2144 DIARIO DA CAMARA DOS SENHORES DEPUTADOS
Desejo tambem lembrar a s. exa., que me parece necessario que o governo olhe um pouco para o modus vivendi que se tem estabelecido na construcção d'esta linha, entre os pequenos empreiteiros e os differentes operarios, que são empregado, na construcção.
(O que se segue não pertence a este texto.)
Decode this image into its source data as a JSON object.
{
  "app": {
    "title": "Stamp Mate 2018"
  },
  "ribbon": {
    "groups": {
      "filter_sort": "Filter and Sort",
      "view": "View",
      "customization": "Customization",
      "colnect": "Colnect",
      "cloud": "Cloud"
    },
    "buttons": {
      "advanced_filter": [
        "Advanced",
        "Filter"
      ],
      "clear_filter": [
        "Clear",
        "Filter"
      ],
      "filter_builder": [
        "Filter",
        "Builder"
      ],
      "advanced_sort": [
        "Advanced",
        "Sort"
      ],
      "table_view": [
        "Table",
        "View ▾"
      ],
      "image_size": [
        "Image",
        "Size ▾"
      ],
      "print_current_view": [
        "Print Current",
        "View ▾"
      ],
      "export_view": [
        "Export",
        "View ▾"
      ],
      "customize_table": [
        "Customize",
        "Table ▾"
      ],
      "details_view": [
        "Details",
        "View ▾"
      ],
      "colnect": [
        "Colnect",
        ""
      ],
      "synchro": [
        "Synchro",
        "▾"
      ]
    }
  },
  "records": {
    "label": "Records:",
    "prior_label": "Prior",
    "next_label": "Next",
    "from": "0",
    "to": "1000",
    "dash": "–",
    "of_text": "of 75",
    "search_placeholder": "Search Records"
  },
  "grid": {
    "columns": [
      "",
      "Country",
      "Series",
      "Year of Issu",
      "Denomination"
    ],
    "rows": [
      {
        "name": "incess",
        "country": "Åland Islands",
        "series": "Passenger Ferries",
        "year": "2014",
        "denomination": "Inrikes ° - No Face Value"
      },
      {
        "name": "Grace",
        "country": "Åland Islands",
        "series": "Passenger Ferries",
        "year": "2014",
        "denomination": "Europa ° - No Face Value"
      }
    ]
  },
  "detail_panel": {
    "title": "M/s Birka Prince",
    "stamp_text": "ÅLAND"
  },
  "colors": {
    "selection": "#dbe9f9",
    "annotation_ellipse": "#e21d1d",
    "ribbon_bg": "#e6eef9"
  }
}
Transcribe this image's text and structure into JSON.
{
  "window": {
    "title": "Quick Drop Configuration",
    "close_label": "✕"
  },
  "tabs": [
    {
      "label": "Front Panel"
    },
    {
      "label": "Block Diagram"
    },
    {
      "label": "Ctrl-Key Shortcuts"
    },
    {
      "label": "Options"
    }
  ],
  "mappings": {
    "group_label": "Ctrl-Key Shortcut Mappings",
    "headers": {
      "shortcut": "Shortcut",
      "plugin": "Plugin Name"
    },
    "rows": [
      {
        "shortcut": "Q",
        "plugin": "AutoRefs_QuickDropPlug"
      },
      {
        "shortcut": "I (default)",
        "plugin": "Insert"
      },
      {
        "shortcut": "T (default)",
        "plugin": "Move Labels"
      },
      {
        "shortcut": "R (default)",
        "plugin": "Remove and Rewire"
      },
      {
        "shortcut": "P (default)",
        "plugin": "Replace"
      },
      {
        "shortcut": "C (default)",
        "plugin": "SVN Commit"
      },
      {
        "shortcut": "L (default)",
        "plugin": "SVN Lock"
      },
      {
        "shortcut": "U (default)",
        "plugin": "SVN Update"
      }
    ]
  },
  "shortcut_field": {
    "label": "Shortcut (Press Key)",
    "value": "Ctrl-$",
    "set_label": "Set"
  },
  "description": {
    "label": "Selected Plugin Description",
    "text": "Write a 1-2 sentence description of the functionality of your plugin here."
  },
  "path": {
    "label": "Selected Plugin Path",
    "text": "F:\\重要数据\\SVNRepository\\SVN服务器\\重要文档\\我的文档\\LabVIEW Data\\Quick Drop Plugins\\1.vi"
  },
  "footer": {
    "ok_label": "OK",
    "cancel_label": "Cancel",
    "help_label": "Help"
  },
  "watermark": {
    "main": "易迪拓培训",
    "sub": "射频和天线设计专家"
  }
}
S. exa., de certo, já tem conhecimento, como toda agente, pelos jornaes, das gravissimas desordens que ahi se têem dado, provenientes principalmente de duas causas; a primeira, porque os empreiteiros não pagam semanalmente aos operarios, mas, pelo contrario, umas vezes ás quinzenas, outras vezes de mez a mez e em prasos muito dilatados. V. exa. muito bem comprehende que, não sendo os operarios Capitalistas e andando a trabalhar em obras tão custosas, como são aberturas de tunneis e outras similhantes, e não vendo na mão o producto do seu trabalho, para adquirirem, como quizerem e onde quizerem, os generos necessarios á sua sustentação e ao seu alimento, vêem-se compreendidos, não só a atacar a propriedade alheia, mas d´isso a envolverem-se em desordens com os empreiteiros, dando em resultado ferimentos e mortes. Ainda ha pouco os jornaes têem posto em relevo dois ou tres factos d'essa ordem praticados proximo da cidade da Guarda.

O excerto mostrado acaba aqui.